第1章 原子力発電
4.軽水炉技術の向上

(1)軽水炉の改良標準化

 軽水炉の改良標準化計画は,国,電気事業者,原子力機器メーカー等が一体となり,自主技術による軽水炉の信頼性,稼働率の向上及び従業員の被ばく低減等を目指し,1975年度より1985年度にかけて第1次,第2次及び第3次改良標準化計画が実施された。
 既に,第1次及び第2次の成果は1984年2月に運転を開始した東京電力(株)福島第二原子力発電所2号機(沸騰水型軽水炉:BWR),また1984年7月に運転を開始した九州電力(株)川内原子力発電所1号機(加圧水型軽水炉:PWR)等に反映されている。
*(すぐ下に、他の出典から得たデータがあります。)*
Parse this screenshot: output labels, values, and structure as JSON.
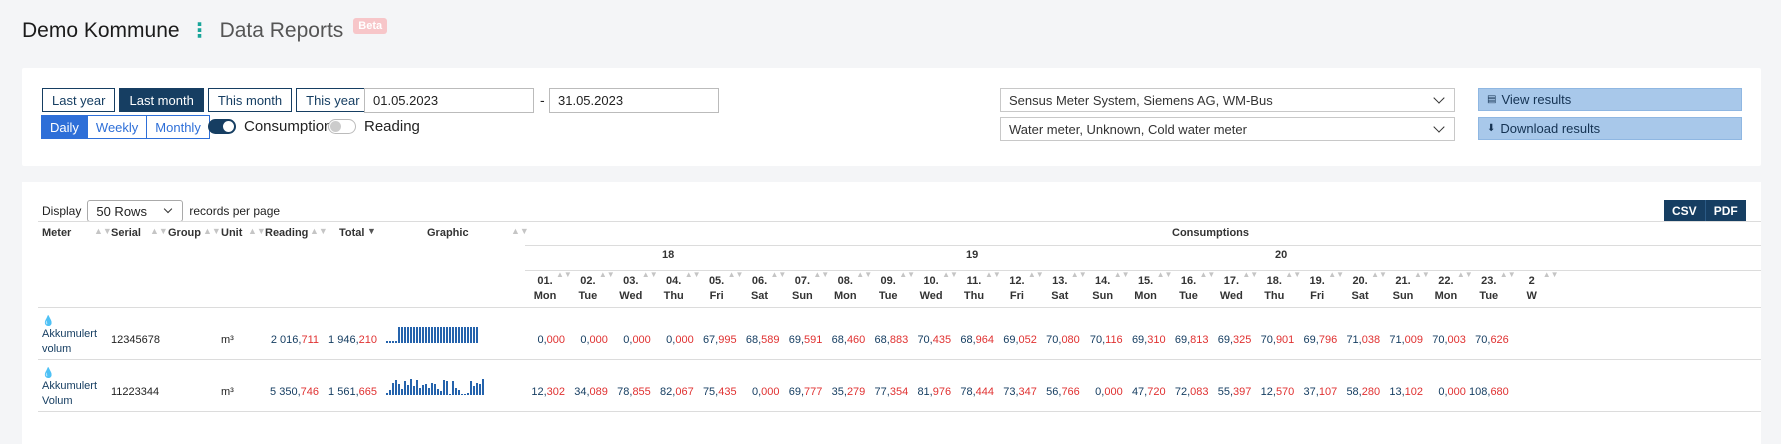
{
  "header": {
    "app_title": "Demo Kommune",
    "page_title": "Data Reports",
    "badge": "Beta"
  },
  "filters": {
    "period_buttons": [
      "Last year",
      "Last month",
      "This month",
      "This year"
    ],
    "active_period": "Last month",
    "resolutions": [
      "Daily",
      "Weekly",
      "Monthly"
    ],
    "active_resolution": "Daily",
    "toggle_consumption": "Consumption",
    "toggle_reading": "Reading",
    "date_from": "01.05.2023",
    "date_separator": "-",
    "date_to": "31.05.2023",
    "system_select": "Sensus Meter System, Siemens AG, WM-Bus",
    "meter_type_select": "Water meter, Unknown, Cold water meter",
    "view_button": "View results",
    "download_button": "Download results"
  },
  "table": {
    "display_label": "Display",
    "rows_option": "50 Rows",
    "per_page_label": "records per page",
    "export": [
      "CSV",
      "PDF"
    ],
    "columns": {
      "meter": "Meter",
      "serial": "Serial",
      "group": "Group",
      "unit": "Unit",
      "reading": "Reading",
      "total": "Total",
      "graphic": "Graphic",
      "consumptions": "Consumptions"
    },
    "weeks": [
      "18",
      "19",
      "20"
    ],
    "days": [
      {
        "date": "01.",
        "dow": "Mon"
      },
      {
        "date": "02.",
        "dow": "Tue"
      },
      {
        "date": "03.",
        "dow": "Wed"
      },
      {
        "date": "04.",
        "dow": "Thu"
      },
      {
        "date": "05.",
        "dow": "Fri"
      },
      {
        "date": "06.",
        "dow": "Sat"
      },
      {
        "date": "07.",
        "dow": "Sun"
      },
      {
        "date": "08.",
        "dow": "Mon"
      },
      {
        "date": "09.",
        "dow": "Tue"
      },
      {
        "date": "10.",
        "dow": "Wed"
      },
      {
        "date": "11.",
        "dow": "Thu"
      },
      {
        "date": "12.",
        "dow": "Fri"
      },
      {
        "date": "13.",
        "dow": "Sat"
      },
      {
        "date": "14.",
        "dow": "Sun"
      },
      {
        "date": "15.",
        "dow": "Mon"
      },
      {
        "date": "16.",
        "dow": "Tue"
      },
      {
        "date": "17.",
        "dow": "Wed"
      },
      {
        "date": "18.",
        "dow": "Thu"
      },
      {
        "date": "19.",
        "dow": "Fri"
      },
      {
        "date": "20.",
        "dow": "Sat"
      },
      {
        "date": "21.",
        "dow": "Sun"
      },
      {
        "date": "22.",
        "dow": "Mon"
      },
      {
        "date": "23.",
        "dow": "Tue"
      },
      {
        "date": "2",
        "dow": "W"
      }
    ],
    "rows": [
      {
        "meter": "Akkumulert volum",
        "serial": "12345678",
        "group": "",
        "unit": "m³",
        "reading": [
          "2 016,",
          "711"
        ],
        "total": [
          "1 946,",
          "210"
        ],
        "spark": [
          1,
          1,
          1,
          1,
          10,
          10,
          10,
          10,
          10,
          10,
          10,
          10,
          10,
          10,
          10,
          10,
          10,
          10,
          10,
          10,
          10,
          10,
          10,
          10,
          10,
          10,
          10,
          10,
          10,
          10,
          10
        ],
        "values": [
          [
            "0,",
            "000"
          ],
          [
            "0,",
            "000"
          ],
          [
            "0,",
            "000"
          ],
          [
            "0,",
            "000"
          ],
          [
            "67,",
            "995"
          ],
          [
            "68,",
            "589"
          ],
          [
            "69,",
            "591"
          ],
          [
            "68,",
            "460"
          ],
          [
            "68,",
            "883"
          ],
          [
            "70,",
            "435"
          ],
          [
            "68,",
            "964"
          ],
          [
            "69,",
            "052"
          ],
          [
            "70,",
            "080"
          ],
          [
            "70,",
            "116"
          ],
          [
            "69,",
            "310"
          ],
          [
            "69,",
            "813"
          ],
          [
            "69,",
            "325"
          ],
          [
            "70,",
            "901"
          ],
          [
            "69,",
            "796"
          ],
          [
            "71,",
            "038"
          ],
          [
            "71,",
            "009"
          ],
          [
            "70,",
            "003"
          ],
          [
            "70,",
            "626"
          ],
          [
            "",
            ""
          ]
        ]
      },
      {
        "meter": "Akkumulert Volum",
        "serial": "11223344",
        "group": "",
        "unit": "m³",
        "reading": [
          "5 350,",
          "746"
        ],
        "total": [
          "1 561,",
          "665"
        ],
        "spark": [
          2,
          4,
          10,
          12,
          9,
          5,
          11,
          8,
          13,
          7,
          12,
          6,
          8,
          9,
          6,
          10,
          9,
          5,
          3,
          12,
          11,
          0,
          11,
          6,
          4,
          0,
          1,
          2,
          11,
          7,
          10,
          9,
          13
        ],
        "values": [
          [
            "12,",
            "302"
          ],
          [
            "34,",
            "089"
          ],
          [
            "78,",
            "855"
          ],
          [
            "82,",
            "067"
          ],
          [
            "75,",
            "435"
          ],
          [
            "0,",
            "000"
          ],
          [
            "69,",
            "777"
          ],
          [
            "35,",
            "279"
          ],
          [
            "77,",
            "354"
          ],
          [
            "81,",
            "976"
          ],
          [
            "78,",
            "444"
          ],
          [
            "73,",
            "347"
          ],
          [
            "56,",
            "766"
          ],
          [
            "0,",
            "000"
          ],
          [
            "47,",
            "720"
          ],
          [
            "72,",
            "083"
          ],
          [
            "55,",
            "397"
          ],
          [
            "12,",
            "570"
          ],
          [
            "37,",
            "107"
          ],
          [
            "58,",
            "280"
          ],
          [
            "13,",
            "102"
          ],
          [
            "0,",
            "000"
          ],
          [
            "108,",
            "680"
          ],
          [
            "",
            ""
          ]
        ]
      }
    ]
  }
}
 第3次改良標準化計画は第1次,第2次の成果を基に機器・システムはもちろん炉心を含むプラント設計全体を対象に,信頼性,稼働率,運転性,立地効率の向上,従業員の被ばく低減等により,日本型軽水炉を確立することを目標に1981年度より5カ年計画で始められ,現在運転中あるいは建設中の従来型軽水炉について引き続きその一層の改良を図るものとしたが,これと並行して今後の軽水炉を担う新たな炉型世代としていわゆる改良型軽水炉の開発が進められた。東京電力(株)は,柏崎刈羽原子力発電所6号機及び7号機(電気出力は各々135万6千キロワット)に改良型軽水炉(A-BWR)を採用することとし,1988年5月に原子炉設置許可の申請を行った。